St. Louis’ Major League Soccer hopes likely died Tuesday. City residents voted for sales tax and use tax increases that’ll go toward city services, but turned down Proposition 2, which would have funneled the use tax toward a new stadium.
Proposition 1 puts the half-cent sales tax increase will go toward expanding public transportation and providing public safety equipment; the tax increase that businesses pay on out-of-state purchases will go toward affordable housing, public safety and public health. The proposition passed with 60.39 percent of the vote.
But Prop 2, which about 53 percent of voters rejected, would have directed that use tax increase — about $50 million — toward the stadium’s construction; up to $10 million from the sales tax increase could have been put there, too.

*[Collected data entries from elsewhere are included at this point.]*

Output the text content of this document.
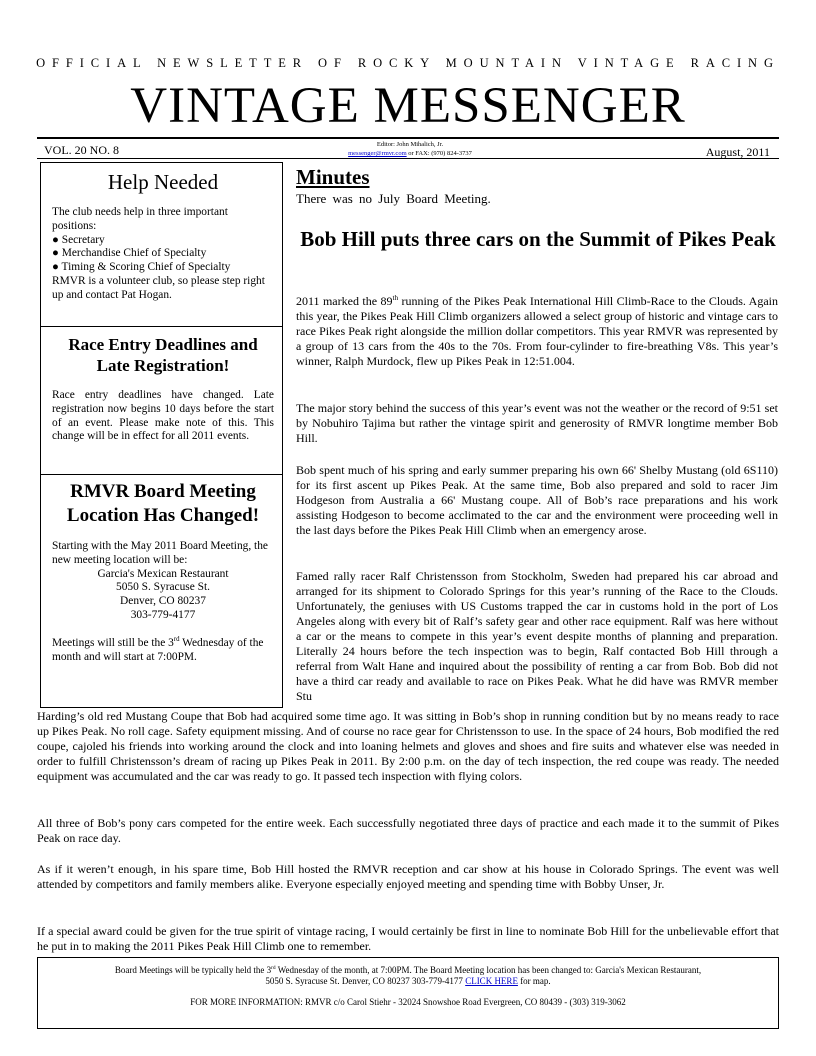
OFFICIAL NEWSLETTER OF ROCKY MOUNTAIN VINTAGE RACING
VINTAGE MESSENGER
VOL. 20 NO. 8	Editor: John Mihalich, Jr.
messenger@rmvr.com or FAX: (970) 824-3737	August, 2011
Help Needed

The club needs help in three important positions:

● Secretary

● Merchandise Chief of Specialty

● Timing & Scoring Chief of Specialty

RMVR is a volunteer club, so please step right up and contact Pat Hogan.

Race Entry Deadlines and Late Registration!
Race entry deadlines have changed. Late registration now begins 10 days before the start of an event. Please make note of this. This change will be in effect for all 2011 events.
RMVR Board Meeting Location Has Changed!

Starting with the May 2011 Board Meeting, the new meeting location will be:

Garcia's Mexican Restaurant

5050 S. Syracuse St.

Denver, CO 80237

303-779-4177

Meetings will still be the 3rd Wednesday of the month and will start at 7:00PM.

Minutes
There was no July Board Meeting.
Bob Hill puts three cars on the Summit of Pikes Peak

2011 marked the 89th running of the Pikes Peak International Hill Climb-Race to the Clouds. Again this year, the Pikes Peak Hill Climb organizers allowed a select group of historic and vintage cars to race Pikes Peak right alongside the million dollar competitors. This year RMVR was represented by a group of 13 cars from the 40s to the 70s. From four-cylinder to fire-breathing V8s. This year’s winner, Ralph Murdock, flew up Pikes Peak in 12:51.004.

The major story behind the success of this year’s event was not the weather or the record of 9:51 set by Nobuhiro Tajima but rather the vintage spirit and generosity of RMVR longtime member Bob Hill.

Bob spent much of his spring and early summer preparing his own 66' Shelby Mustang (old 6S110) for its first ascent up Pikes Peak. At the same time, Bob also prepared and sold to racer Jim Hodgeson from Australia a 66' Mustang coupe. All of Bob’s race preparations and his work assisting Hodgeson to become acclimated to the car and the environment were proceeding well in the last days before the Pikes Peak Hill Climb when an emergency arose.

Famed rally racer Ralf Christensson from Stockholm, Sweden had prepared his car abroad and arranged for its shipment to Colorado Springs for this year’s running of the Race to the Clouds. Unfortunately, the geniuses with US Customs trapped the car in customs hold in the port of Los Angeles along with every bit of Ralf’s safety gear and other race equipment. Ralf was here without a car or the means to compete in this year’s event despite months of planning and preparation. Literally 24 hours before the tech inspection was to begin, Ralf contacted Bob Hill through a referral from Walt Hane and inquired about the possibility of renting a car from Bob. Bob did not have a third car ready and available to race on Pikes Peak. What he did have was RMVR member Stu

Harding’s old red Mustang Coupe that Bob had acquired some time ago. It was sitting in Bob’s shop in running condition but by no means ready to race up Pikes Peak. No roll cage. Safety equipment missing. And of course no race gear for Christensson to use. In the space of 24 hours, Bob modified the red coupe, cajoled his friends into working around the clock and into loaning helmets and gloves and shoes and fire suits and whatever else was needed in order to fulfill Christensson’s dream of racing up Pikes Peak in 2011. By 2:00 p.m. on the day of tech inspection, the red coupe was ready. The needed equipment was accumulated and the car was ready to go. It passed tech inspection with flying colors.

All three of Bob’s pony cars competed for the entire week. Each successfully negotiated three days of practice and each made it to the summit of Pikes Peak on race day.

As if it weren’t enough, in his spare time, Bob Hill hosted the RMVR reception and car show at his house in Colorado Springs. The event was well attended by competitors and family members alike. Everyone especially enjoyed meeting and spending time with Bobby Unser, Jr.

If a special award could be given for the true spirit of vintage racing, I would certainly be first in line to nominate Bob Hill for the unbelievable effort that he put in to making the 2011 Pikes Peak Hill Climb one to remember.

Board Meetings will be typically held the 3rd Wednesday of the month, at 7:00PM. The Board Meeting location has been changed to: Garcia's Mexican Restaurant,
5050 S. Syracuse St. Denver, CO 80237 303-779-4177 CLICK HERE for map.
FOR MORE INFORMATION: RMVR c/o Carol Stiehr - 32024 Snowshoe Road Evergreen, CO 80439 - (303) 319-3062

Hundreds of thousands of dollars in advertising and visits by national soccer figures didn’t sway St. Louis voters, who again made it clear Tuesday they don’t want taxpayer money to be poured into a professional sports stadium.

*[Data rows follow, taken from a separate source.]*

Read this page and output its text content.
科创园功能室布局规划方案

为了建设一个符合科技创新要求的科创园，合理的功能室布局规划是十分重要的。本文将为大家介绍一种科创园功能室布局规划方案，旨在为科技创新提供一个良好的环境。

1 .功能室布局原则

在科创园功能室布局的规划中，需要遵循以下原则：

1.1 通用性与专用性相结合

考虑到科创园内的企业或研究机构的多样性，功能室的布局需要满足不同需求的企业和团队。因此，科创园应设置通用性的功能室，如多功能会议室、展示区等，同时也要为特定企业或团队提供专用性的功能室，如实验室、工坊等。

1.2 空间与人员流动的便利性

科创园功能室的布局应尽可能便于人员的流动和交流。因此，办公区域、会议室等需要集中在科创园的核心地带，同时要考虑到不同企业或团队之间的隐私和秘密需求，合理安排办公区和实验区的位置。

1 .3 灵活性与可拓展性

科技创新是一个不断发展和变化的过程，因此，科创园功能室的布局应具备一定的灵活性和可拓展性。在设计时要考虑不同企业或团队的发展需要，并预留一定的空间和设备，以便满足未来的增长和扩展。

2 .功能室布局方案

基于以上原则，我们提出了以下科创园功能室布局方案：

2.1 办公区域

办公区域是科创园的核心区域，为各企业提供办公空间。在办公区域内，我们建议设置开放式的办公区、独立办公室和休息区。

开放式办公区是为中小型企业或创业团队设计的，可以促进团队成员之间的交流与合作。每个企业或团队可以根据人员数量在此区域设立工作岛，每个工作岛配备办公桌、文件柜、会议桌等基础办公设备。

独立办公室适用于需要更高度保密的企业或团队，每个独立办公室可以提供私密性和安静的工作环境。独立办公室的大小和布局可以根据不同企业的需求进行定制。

"We didn't end up accomplishing what we wanted," said Jim Kavanaugh, the vice chairman of the ownership group, SC STL. "Take it as a great experience, not a great result."
SC STL chairman Paul Edgerley said people "worked hard" and that the group was "disappointed for St. Louis."

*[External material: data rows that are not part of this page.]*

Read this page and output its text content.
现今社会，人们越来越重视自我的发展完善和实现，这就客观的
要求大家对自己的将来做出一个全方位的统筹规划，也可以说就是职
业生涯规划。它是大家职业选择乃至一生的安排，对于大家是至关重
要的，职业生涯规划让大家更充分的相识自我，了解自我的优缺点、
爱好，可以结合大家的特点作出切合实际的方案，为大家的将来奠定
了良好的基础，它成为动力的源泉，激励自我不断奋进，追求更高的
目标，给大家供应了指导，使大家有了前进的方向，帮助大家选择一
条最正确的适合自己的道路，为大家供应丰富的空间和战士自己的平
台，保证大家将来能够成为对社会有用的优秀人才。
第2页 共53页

Speaking with reporters after the results came in, Kavanaugh said Prop 2's failure was effectively a death knell for St. Louis' chances for a MLS team. The city is competing with 11 other cities for four MLS expansion franchises.
“We don’t have a Plan B. And you know, there’s always a chance that something could happen," Kavanaugh said. "But I don’t see it. I don’t see it.”
Opponents had argued the stadium shouldn’t be a priority for a city facing economic and public safety issues, and that a team wasn’t likely to benefit residents in struggling neighborhoods. The rejection also comes after the city’s Board of Aldermen didn’t bother putting up to public vote a plan to build a riverfront stadium for the now-departed St. Louis Rams, knowing the support wasn’t there.
Alderman Megan Green also questioned whether public financing was truly necessary. The 15th Ward Democrat noted that members of SC STL are all individually wealthy and could have come up with the $60 million themselves.
“So fans really need to be putting the pressure on them to come forth with the extra $60 million and say ‘we do want this,'" Green said. "We want to see a stadium here. We just don’t want to pay for it off the backs off affordable housing, public safety, and public health.”
SC STL had purchased TV, billboard and direct-mail advertisements for the ballot measures. And the city and SC STL had signed a community benefit agreement, instituting minority hiring programs and youth soccer initiatives.
Opponents spent little money against Proposition 2. But a number of prominent officials and Democratic activists, including St. Louis Treasurer Tishaura Jones, vocally opposed the measure.